The Chale Wote Street Art Festival springs up every August in Jamestown, Ghana. Organized by alternative arts collective Accra [dot] Alt, it offers a weeklong immersion in visual art, music, literature, dance, theater, workshops, extreme sports, and much more. The festival has grown from an initial crowd of several hundred people at its launch in 2011 to over 30,000 in 2016, while remaining free to the public and creating a home for free spirits.
This is not art for art’s sake. African liberation is the undertone that vibrates through the eclectic sights and sounds of the festival.
Each year’s festival is curated around a different theme that Accra [dot] Alt issues in its annual call for artists. This is not art for art’s sake. African liberation is the undertone that vibrates through the eclectic sights and sounds of the festival. Over the past few years, Chale Wote has brought together hundreds of artists from Ghana and around the world to build a “blueprint for plugging into indigenous technologies to create the impossible and open up new spaces of social consciousness,” as explained by Accra [dot] Alt in its 2017 call for submissions.
I first attended Chale Wote in 2014, traveling solo from my home country of Rwanda to a location near the center of the world—located in the Atlantic Ocean at 0˚ latitude and 0˚ longitude, with Ghana the closest land. I fully expected to be lost in a sea of art; I did not anticipate the overwhelming wave of energy that would engulf me as soon as I stepped into Jamestown, a down-to-earth seaside community that once housed slave-trading forts.
The 2014 theme of death and rebirth featured over 200 artists, including a procession by Paa Joe, Ghana’s celebrated fantasy coffin maker. In various exhibitions at the festival, objects that would otherwise be discarded as trash had been repurposed into exquisite fashion and furniture. As day gave way to night, the streets lit up with the boisterous beauty of thousands of people caught up in what felt like a different block party every 20 meters. I was left overstimulated by the magic of it all.
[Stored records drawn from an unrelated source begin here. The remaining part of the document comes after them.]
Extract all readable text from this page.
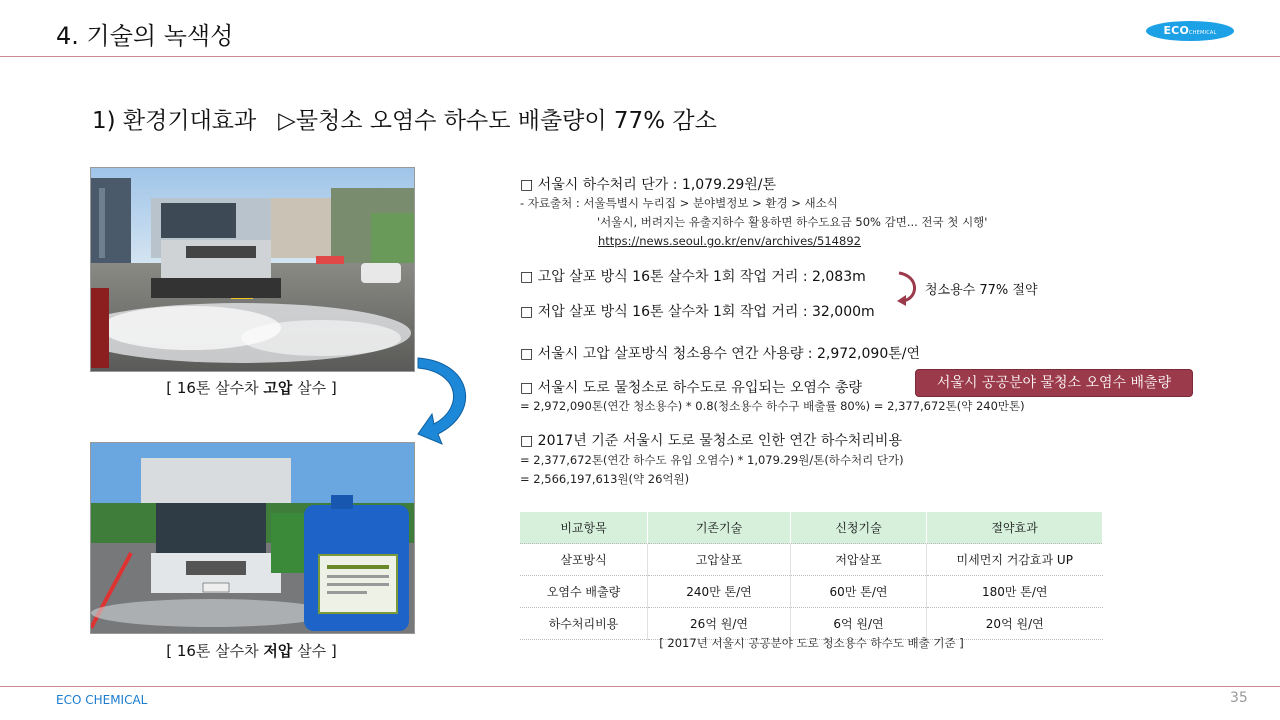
4. 기술의 녹색성	ECOCHEMICAL
1) 환경기대효과   ▷물청소 오염수 하수도 배출량이 77% 감소
[ 16톤 살수차 고압 살수 ]
[ 16톤 살수차 저압 살수 ]
□ 서울시 하수처리 단가 : 1,079.29원/톤
- 자료출처 : 서울특별시 누리집 > 분야별정보 > 환경 > 새소식
'서울시, 버려지는 유출지하수 활용하면 하수도요금 50% 감면... 전국 첫 시행'
https://news.seoul.go.kr/env/archives/514892
□ 고압 살포 방식 16톤 살수차 1회 작업 거리 : 2,083m
□ 저압 살포 방식 16톤 살수차 1회 작업 거리 : 32,000m
청소용수 77% 절약
□ 서울시 고압 살포방식 청소용수 연간 사용량 : 2,972,090톤/연
□ 서울시 도로 물청소로 하수도로 유입되는 오염수 총량	서울시 공공분야 물청소 오염수 배출량
= 2,972,090톤(연간 청소용수) * 0.8(청소용수 하수구 배출률 80%) = 2,377,672톤(약 240만톤)
□ 2017년 기준 서울시 도로 물청소로 인한 연간 하수처리비용
= 2,377,672톤(연간 하수도 유입 오염수) * 1,079.29원/톤(하수처리 단가)
= 2,566,197,613원(약 26억원)
비교항목	기존기술	신청기술	절약효과
살포방식	고압살포	저압살포	미세먼지 거감효과 UP
오염수 배출량	240만 톤/연	60만 톤/연	180만 톤/연
하수처리비용	26억 원/연	6억 원/연	20억 원/연
[ 2017년 서울시 공공분야 도로 청소용수 하수도 배출 기준 ]
ECO CHEMICAL	35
The spirit of Chale Wote is one of belonging and celebrating past, present, and future manifestations of African freedom.
In 2015, Chale Wote expanded to include the LABS, two additional days set in beautiful gardens before the weekend’s street festivities that offered an intimate setting for film screenings and conversations. I became an active participant, co-organizing a session in the LABS together with Nana Darkoa Sekyiamah, who runs the feminist blog Adventures from the Bedrooms of African Women. In 2016, the festival grew to a seven-day extravaganza, with exhibitions and events across Accra. I danced with Afro-Brazilian drummers, performed poetry on a street corner, and stole moments of quiet in a fishing boat by the sea. The theme, Spirit Robot, celebrated the power of the creative spirit in the face of restrictive systems that people of African descent all over the world are forced to navigate on a daily basis.
This conversation continues with the theme Wata Mata, which unfolds from August 14–20, 2017. Accra [dot] Alt describes Wata Mata as a “creator’s manifesto . . . an all-access dream machine . . . that reanimates our bodies against coerced amnesias about who we are and what we are capable of manifesting.” The purpose is not just to remember and reflect, but to regenerate knowledge and power. The 2017 festival will include a special procession to honor the enslaved Africans who passed through Jamestown’s forts.
For the first time, Accra [dot] Alt is also offering an extended 12-day festival package to enhance the experience of visitors traveling to Ghana for Chale Wote. While the festival itself is free, this package offers convenient deals on accommodation and meals, guided tours through Accra’s hot spots and traditional ceremonies that happen the week before Chale Wote, and behind-the-scenes mixers with artists and creatives.
Whether you want to absorb mind-bending art, make new friends, shop the fashion market, step up to an open mic, take incredible selfies, gorge on Ghanaian cuisine, or simply party, there is something here for everyone. The spirit of Chale Wote is one of belonging and celebrating past, present, and future manifestations of African freedom. It’s no surprise that these streets at the center of the world now feel like home.